Our day’s fun was not over. On our way out of the canyon we stopped in Maca to enjoy a colca sour  – a pisco sour made with cactus fruit (sancayo) juice. While I normally skip street food due to a sensitive stomach even after living in Peru, I wasn’t passing up a colca sour! Salome knows the owner, so we also got to see the skull of a family ancestor. They don’t know exactly who the person was but found the skull when tilling the family field. They named it Juan (I think) and treat it respectfully (if charging a small gratuity to see it counts as respect). Note his elongated skull of the Collaguas people.

Maca was set up for tourism, something that gives me mixed feelings. On the one hand, I do not begrudge anyone from making a living, particularly from tasty cocktails, and if we can help drive a local economy, I am happy to do it. On the other hand, there is a fine line between sharing one’s culture and turning it into a tourist trap. Our homestay was a genuine experience, Maca was borderline and Lake Titicaca was the worst of its kind.

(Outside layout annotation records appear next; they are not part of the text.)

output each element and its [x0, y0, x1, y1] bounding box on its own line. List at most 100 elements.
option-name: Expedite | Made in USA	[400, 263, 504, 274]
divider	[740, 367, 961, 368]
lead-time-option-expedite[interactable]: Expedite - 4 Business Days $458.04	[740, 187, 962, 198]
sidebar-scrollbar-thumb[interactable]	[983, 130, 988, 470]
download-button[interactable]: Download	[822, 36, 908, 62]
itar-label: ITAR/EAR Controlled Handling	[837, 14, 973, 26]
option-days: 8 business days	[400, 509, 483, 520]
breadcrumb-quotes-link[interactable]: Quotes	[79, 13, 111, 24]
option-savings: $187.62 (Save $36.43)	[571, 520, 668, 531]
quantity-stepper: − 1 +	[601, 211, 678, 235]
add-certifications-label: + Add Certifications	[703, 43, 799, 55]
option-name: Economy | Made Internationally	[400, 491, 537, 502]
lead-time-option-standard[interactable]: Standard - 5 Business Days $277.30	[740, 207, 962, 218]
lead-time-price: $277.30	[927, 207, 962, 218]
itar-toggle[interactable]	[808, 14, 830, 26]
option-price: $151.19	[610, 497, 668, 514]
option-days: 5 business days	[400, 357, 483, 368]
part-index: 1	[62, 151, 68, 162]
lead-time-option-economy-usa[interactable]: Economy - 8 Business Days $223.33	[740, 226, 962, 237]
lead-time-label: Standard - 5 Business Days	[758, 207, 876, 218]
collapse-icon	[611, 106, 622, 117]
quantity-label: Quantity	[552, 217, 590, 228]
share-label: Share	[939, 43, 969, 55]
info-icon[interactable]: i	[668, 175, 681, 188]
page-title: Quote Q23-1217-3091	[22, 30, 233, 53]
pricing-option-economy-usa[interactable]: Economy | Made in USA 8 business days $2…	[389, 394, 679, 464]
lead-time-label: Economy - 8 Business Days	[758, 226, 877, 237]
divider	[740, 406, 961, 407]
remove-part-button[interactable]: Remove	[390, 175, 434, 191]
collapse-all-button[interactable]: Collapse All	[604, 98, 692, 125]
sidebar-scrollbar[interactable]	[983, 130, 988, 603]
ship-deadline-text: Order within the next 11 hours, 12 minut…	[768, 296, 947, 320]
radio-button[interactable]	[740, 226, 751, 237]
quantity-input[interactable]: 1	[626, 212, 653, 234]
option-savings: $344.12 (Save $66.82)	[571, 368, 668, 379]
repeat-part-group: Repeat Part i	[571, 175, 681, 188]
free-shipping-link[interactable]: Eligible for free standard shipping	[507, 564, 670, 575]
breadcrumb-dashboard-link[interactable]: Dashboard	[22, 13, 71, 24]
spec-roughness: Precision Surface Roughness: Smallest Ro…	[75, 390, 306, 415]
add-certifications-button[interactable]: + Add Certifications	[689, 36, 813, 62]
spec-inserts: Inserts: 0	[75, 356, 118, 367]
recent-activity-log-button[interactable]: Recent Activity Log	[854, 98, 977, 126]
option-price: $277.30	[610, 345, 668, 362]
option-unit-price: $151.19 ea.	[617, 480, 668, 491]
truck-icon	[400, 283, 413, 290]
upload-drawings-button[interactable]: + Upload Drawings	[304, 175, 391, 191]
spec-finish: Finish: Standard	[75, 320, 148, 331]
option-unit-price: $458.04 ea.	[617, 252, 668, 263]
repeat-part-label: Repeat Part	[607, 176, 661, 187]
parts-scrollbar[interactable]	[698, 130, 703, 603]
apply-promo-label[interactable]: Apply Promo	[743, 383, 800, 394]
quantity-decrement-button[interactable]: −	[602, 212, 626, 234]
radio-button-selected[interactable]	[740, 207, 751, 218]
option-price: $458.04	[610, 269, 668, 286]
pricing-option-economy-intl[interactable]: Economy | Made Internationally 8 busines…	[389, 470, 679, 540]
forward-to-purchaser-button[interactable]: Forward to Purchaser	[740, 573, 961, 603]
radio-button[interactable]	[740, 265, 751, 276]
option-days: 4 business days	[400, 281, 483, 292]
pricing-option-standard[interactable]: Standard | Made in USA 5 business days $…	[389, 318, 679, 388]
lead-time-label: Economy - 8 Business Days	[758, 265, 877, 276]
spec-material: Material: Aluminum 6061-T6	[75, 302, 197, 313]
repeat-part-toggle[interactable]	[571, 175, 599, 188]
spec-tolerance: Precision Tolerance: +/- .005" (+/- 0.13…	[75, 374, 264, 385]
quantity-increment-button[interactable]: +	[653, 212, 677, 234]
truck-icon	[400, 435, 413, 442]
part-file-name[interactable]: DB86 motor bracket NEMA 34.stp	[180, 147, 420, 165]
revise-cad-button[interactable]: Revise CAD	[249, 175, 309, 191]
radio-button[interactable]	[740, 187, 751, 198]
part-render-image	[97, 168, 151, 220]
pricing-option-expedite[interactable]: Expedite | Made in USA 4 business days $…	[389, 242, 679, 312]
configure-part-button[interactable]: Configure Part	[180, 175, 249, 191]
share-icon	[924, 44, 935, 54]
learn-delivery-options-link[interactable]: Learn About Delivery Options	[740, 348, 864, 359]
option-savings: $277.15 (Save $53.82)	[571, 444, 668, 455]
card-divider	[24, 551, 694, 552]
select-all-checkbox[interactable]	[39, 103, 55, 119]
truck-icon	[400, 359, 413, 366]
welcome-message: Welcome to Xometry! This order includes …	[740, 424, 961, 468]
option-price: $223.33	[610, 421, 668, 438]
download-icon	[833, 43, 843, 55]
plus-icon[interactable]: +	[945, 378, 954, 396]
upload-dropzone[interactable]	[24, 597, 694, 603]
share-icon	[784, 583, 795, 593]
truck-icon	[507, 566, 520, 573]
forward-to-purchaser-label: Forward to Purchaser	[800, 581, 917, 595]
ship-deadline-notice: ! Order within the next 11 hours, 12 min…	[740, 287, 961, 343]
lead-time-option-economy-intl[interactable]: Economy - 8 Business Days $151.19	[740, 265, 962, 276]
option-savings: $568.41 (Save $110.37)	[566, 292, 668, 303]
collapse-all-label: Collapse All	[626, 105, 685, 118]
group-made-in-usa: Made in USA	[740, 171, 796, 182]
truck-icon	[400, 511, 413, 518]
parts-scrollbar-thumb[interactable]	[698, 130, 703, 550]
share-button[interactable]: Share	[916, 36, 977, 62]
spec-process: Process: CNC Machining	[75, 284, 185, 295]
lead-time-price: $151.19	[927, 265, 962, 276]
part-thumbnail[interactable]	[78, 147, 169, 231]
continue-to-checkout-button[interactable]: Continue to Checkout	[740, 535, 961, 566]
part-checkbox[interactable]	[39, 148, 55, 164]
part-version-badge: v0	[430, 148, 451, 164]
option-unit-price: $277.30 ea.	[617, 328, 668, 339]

After our drink, we visited Santa Ana church. We had visited a handful of mountain churches on our trip, but after the grandeur of the Arequipa churches and monasteries, we were a bit churched-out. Maca’s church had been damaged in an earthquake but still retained much of its spectacular, gold-leafed interior. It also had an impressive display of statues, most with gorgeous embroidered clothing. Salome pointed out the indigenous and Spanish influences in all of these mountain churches. She also told us how the main statues used in processions would get new clothes every year and how families would try to outdo one another with the grandness of the clothing.

Finally, there were these crazy statues in the town square.

Salome tried to ask a local about the action-hero guerrilla on the woman’s back but all the man would say was that the statue wasn’t a correct depiction. When Salome asked what the proper depiction should be or what the folktale was behind the statue, he kept complaining how the statue wasn’t done correctly. Eventually she gave up, but Matt and I felt vindicated. We feel like we have these bizarre conversations often in Spanish and always attribute it to our lack of language skills. But no, sometimes people just spend a lot of effort repeating the same non- answer over and over again!

We left Maca and made our way out of the canyon with one final scenic stop to view the mountains. Then we were on to Puno on the banks of Lake Titicaca where Salome and Lilian left us to make their long drive back to Arequipa to be home in time for the obligatory elections the next day. What a great trip we had with them!